Often, after doing a job for a lot of years, you realize the choices involved in doing that work have become simpler. You’ve gotten much better at intuitively making the right choice for the work at hand. The reason for this can be simplified into two words: it works.
When you’ve made choices over hundreds and thousands of instances, you distill the results into two broad categories – “that didn’t work” and “that worked”. You pull the right answer from memory when it matches the choice in front of you. Highly-experienced professionals do that routinely, and make the work look simple.
I’m reminded of this whenever I’m asked what will make a room sound better. I’ve made sound-based decisions over the span of three decades, and a lot of different experience in a lot of different rooms makes my answer intuitively simple: more diffusion.
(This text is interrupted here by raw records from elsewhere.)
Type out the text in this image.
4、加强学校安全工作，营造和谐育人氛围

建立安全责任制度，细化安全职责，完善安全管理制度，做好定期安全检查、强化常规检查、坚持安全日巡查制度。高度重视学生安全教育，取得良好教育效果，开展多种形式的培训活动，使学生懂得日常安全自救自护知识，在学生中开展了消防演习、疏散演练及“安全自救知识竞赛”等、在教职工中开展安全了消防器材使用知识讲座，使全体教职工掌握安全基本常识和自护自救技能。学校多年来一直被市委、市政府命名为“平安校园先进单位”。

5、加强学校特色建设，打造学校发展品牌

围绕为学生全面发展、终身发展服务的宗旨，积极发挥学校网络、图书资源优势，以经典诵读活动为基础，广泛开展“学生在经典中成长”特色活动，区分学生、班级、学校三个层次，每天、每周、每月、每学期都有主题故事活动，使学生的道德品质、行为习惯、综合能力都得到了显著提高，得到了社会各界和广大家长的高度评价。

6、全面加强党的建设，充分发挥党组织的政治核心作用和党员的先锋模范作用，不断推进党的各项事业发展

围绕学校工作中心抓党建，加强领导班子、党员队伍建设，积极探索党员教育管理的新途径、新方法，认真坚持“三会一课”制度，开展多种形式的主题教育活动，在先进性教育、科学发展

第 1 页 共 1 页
A long time ago, a friend in the high-end studio design business told me the best way to build very effective diffusors myself, for a wide variety of rooms. I’ve applied that advice in dozens of situations, and recommended it to hundreds of people who have asked me how to do the same. Now I’ve developed an improved version of that diffusor design as a commercial product line, and the simple marketplace response is this: they work.
Anyone in the acoustics business – if they are being honest – will tell you the test procedures devised so far, especially for diffusion, have little relevance to what and how we hear. We’re certainly in the infancy of diffusion testing, and the best advice I can give you – admittedly biased toward my own product line – is this: diffusion works.